Por esta razón, los agricultores enfrentan el desafío de llevar a cabo un manejo eficiente para recolectar y exportar la escasa cantidad de frutas disponible en los campos de la costa de Áncash.
“La planta ahora está en cuaja y los agricultores deben tratar de que la fruta tenga un buen amarre (desarrollo de fruto) y con buena chapa para la exportación. Los agricultores deben cuidar el mango como oro porque en estos momentos el precio del mango aéreo (en Piura) es de S/200 por una jaba de 20 kilos”, explicó el especialista en árboles frutícolas, Carlos Córdova Castañeda, asesor agrícola del Servicio Para el Desarrollo Integral Rural (Sedir).

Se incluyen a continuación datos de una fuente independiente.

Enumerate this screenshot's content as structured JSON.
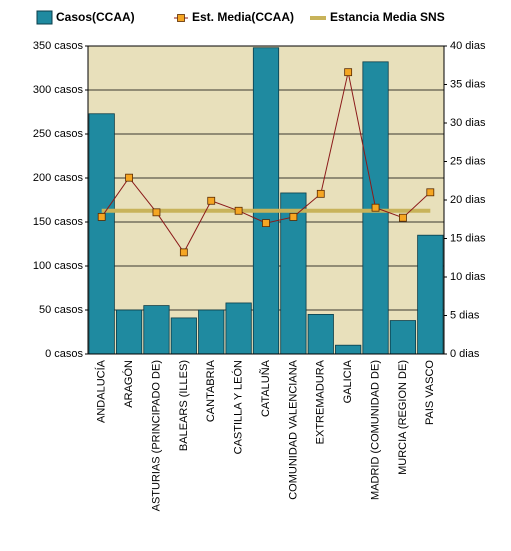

Córdova Castañeda también es parte de la Asociación de Agricultores de Casma (AAC) y es asesor de varios productores de mango en Huarmey, Jimbe, Nepeña y en Nuevo Chimbote. Quien asegura que la producción general de los campos se ha afectado en un 85 % y apenas un 15 % logrará la ansiada cosecha para vender mango al mundo a partir de febrero de 2024.

¿Qué hacer? Los productores que tienen mango deben realizar trabajos culturales como el corte de panículas para evitar que las pequeñas espigas rayen o dañen la fruta que está en proceso de crecimiento. Además, deben cortar las ramas que bloquea la luz y evita que el mango se desarrolle de forma adecuada. También se debe realizar una adecuada fertilización para el crecimiento y llenado de la fruta.

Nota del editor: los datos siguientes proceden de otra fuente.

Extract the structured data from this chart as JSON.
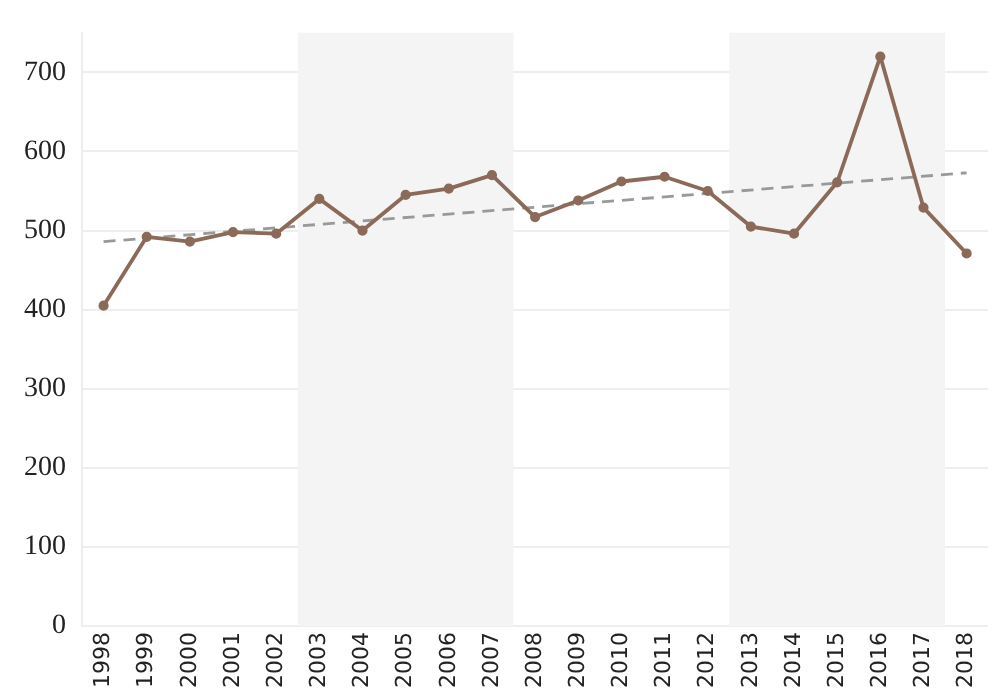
{
  "chart_data": {
    "type": "line",
    "categories": [
      "1998",
      "1999",
      "2000",
      "2001",
      "2002",
      "2003",
      "2004",
      "2005",
      "2006",
      "2007",
      "2008",
      "2009",
      "2010",
      "2011",
      "2012",
      "2013",
      "2014",
      "2015",
      "2016",
      "2017",
      "2018"
    ],
    "series": [
      {
        "color": "#8b6a5a",
        "values": [
          405,
          492,
          486,
          498,
          496,
          540,
          500,
          545,
          553,
          570,
          517,
          538,
          562,
          568,
          550,
          505,
          496,
          561,
          720,
          529,
          471
        ],
        "marker": "circle",
        "line_style": "solid"
      },
      {
        "type": "line",
        "color": "#999999",
        "values": [
          486,
          null,
          null,
          null,
          null,
          null,
          null,
          null,
          null,
          null,
          null,
          null,
          null,
          null,
          null,
          null,
          null,
          null,
          null,
          null,
          573
        ],
        "marker": "none",
        "line_style": "dashed"
      }
    ],
    "ylim": [
      0,
      750
    ],
    "yticks": [
      0,
      100,
      200,
      300,
      400,
      500,
      600,
      700
    ],
    "grid": "y",
    "legend": false,
    "bands": [
      {
        "axis": "x",
        "from": "2003",
        "to": "2007",
        "color": "#f4f4f4"
      },
      {
        "axis": "x",
        "from": "2013",
        "to": "2017",
        "color": "#f4f4f4"
      }
    ]
  }
}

Una herramienta que es vital para el buen manejo del mango, y de cualquier otro cultivo, es la estación meteorológica que es parte de la agricultura moderna y ayuda a tener datos precisos del comportamiento del clima.

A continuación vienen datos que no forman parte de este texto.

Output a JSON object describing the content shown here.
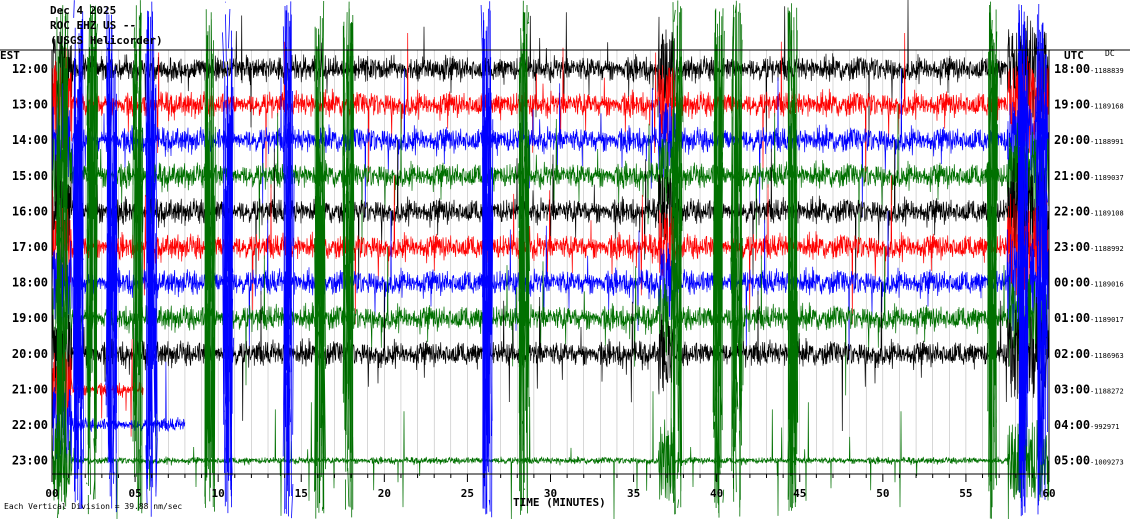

“El clima es determinante en el desarrollo de la planta del mango y para eso es importante que los agricultores se agrupen y compren una estación meteorológica que no es muy costosa. Es decir, con una pequeña inversión pueden evitar grandes pérdidas y ahorrar costos”, indicó Carlos Córdova. El Servicio Nacional de Sanidad Agraria (Senasa) tenía como meta de 2023 certificar 5187 hectáreas de mango distribuidos en 2931 lugares de Áncash, sin embargo, la productividad disminuyó drásticamente por la casi nula floración de la planta. Una situación que ha impactado principalmente a Moro y Casma.
“Se ha afectado toda la cadena productiva. Casma vive de la agricultura y en particular de la producción de mango y todos estamos preocupados. Los agricultores están endeudados, ha disminuido el trabajo”, comentó el ingeniero agrónomo Milton Calle en entrevista con Sedir.
Los productores invierten unos S/15 0000 en promedio por hectárea de mango. Ahora solo esperan que los precios de la próxima campaña compensen su inversión para mitigar el drama que les ha tocado vivir.